Having got the nod to acquire a local brokerage, IT giant Kakao can now expand its leverage in the financial market. It will now own a securities business along with an internet-only bank Kakao Bank. Kakao Pay is also preparing to launch a digital non-life insurance unit in cooperation with Samsung Fire & Marine Insurance.

The regulator’s preliminary approval came nine months after Kakao Pay submitted the application.

Previously, in October 2018, Kakao Pay signed a deal to acquire a 60 percent stake in Baro Investment for an estimated 40 billion won ($34.3 million).

The mobile payment company vowed at the time to expand its business leverage to various investments and asset management by enabling stock trading within the mobile messenger service KakaoTalk.

The expansion raised expectations as Kakao Pay has been on a steady upturn on the back of the nation’s most used messenger platform, KakaoTalk.

The mobile system saw its quarterly transaction volume climb from 10.6 trillion won in January-March to 11.4 trillion won in April-June and 12.9 trillion in July-September last year. The company’s estimated transaction volume for this year is around 68 trillion won, according to eBest Investment & Securities, and should rise further upon the confirmed acquisition of Baro Investment.

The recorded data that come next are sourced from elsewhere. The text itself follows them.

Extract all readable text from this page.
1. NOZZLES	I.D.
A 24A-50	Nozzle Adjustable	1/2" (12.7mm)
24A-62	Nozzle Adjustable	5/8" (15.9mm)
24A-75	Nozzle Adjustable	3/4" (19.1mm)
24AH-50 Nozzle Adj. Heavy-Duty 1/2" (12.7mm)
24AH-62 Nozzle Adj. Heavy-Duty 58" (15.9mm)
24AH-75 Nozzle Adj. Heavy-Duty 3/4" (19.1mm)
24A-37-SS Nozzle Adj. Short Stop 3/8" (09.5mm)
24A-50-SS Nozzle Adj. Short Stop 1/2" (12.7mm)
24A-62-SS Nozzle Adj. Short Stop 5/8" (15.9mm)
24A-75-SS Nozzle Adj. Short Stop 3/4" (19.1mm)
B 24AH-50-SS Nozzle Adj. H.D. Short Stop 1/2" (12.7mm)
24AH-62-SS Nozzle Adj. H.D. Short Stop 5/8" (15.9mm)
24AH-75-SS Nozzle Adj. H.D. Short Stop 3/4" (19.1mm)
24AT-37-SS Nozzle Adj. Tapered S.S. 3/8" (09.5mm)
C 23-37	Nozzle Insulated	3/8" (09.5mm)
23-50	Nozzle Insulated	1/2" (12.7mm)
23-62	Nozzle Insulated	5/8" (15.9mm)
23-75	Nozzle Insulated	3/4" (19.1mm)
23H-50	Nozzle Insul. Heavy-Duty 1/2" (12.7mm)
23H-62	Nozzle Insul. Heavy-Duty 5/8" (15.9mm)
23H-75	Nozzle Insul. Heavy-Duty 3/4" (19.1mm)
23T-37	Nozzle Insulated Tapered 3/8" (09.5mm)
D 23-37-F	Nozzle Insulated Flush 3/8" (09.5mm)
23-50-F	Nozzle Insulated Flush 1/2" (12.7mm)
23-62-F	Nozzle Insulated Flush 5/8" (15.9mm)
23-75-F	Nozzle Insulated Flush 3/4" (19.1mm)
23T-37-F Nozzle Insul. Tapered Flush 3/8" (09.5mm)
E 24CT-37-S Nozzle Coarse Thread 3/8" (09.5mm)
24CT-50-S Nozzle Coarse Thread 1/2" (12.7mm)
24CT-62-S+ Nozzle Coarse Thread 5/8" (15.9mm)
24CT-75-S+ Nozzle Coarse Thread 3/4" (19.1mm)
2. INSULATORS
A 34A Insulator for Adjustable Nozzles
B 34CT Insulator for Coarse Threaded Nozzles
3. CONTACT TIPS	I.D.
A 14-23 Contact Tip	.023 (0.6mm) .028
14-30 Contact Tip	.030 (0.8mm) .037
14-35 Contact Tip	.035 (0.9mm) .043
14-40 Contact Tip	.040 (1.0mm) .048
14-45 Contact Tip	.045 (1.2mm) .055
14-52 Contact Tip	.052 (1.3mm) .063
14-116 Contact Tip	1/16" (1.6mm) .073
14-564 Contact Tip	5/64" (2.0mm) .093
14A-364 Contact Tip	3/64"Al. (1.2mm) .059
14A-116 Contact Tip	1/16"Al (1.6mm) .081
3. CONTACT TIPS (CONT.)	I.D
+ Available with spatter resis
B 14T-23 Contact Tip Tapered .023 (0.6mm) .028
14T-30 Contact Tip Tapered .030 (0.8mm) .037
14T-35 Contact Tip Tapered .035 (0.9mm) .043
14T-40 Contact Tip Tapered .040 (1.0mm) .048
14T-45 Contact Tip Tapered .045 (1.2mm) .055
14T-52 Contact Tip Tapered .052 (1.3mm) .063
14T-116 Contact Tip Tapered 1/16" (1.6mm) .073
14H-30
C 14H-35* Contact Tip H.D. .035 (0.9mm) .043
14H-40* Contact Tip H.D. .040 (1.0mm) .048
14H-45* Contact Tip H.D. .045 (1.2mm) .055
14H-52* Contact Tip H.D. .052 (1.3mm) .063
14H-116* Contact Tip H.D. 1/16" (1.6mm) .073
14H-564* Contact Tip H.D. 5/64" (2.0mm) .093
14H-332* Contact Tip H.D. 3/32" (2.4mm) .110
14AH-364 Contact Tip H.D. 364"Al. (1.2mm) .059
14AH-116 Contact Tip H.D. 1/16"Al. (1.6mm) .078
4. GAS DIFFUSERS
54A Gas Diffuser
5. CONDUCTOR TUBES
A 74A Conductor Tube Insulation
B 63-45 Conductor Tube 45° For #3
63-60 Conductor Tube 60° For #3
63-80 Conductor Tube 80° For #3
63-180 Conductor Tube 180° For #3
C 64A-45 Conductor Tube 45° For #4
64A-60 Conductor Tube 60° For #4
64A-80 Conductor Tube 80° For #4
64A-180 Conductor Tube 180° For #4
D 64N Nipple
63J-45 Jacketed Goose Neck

The FSC screening process was halted for several months, however, as Kakao Chairman Kim Beom-su faced accusations of omitting a required statement on the status of the company’s affiliates. The process resumed in November last year as the high court cleared him of wrongdoing.

Under the Capital Market and Financial Investment Business Act, major shareholders of financial companies are required to have no record of any criminal penalty within the past five years for breaching financial laws.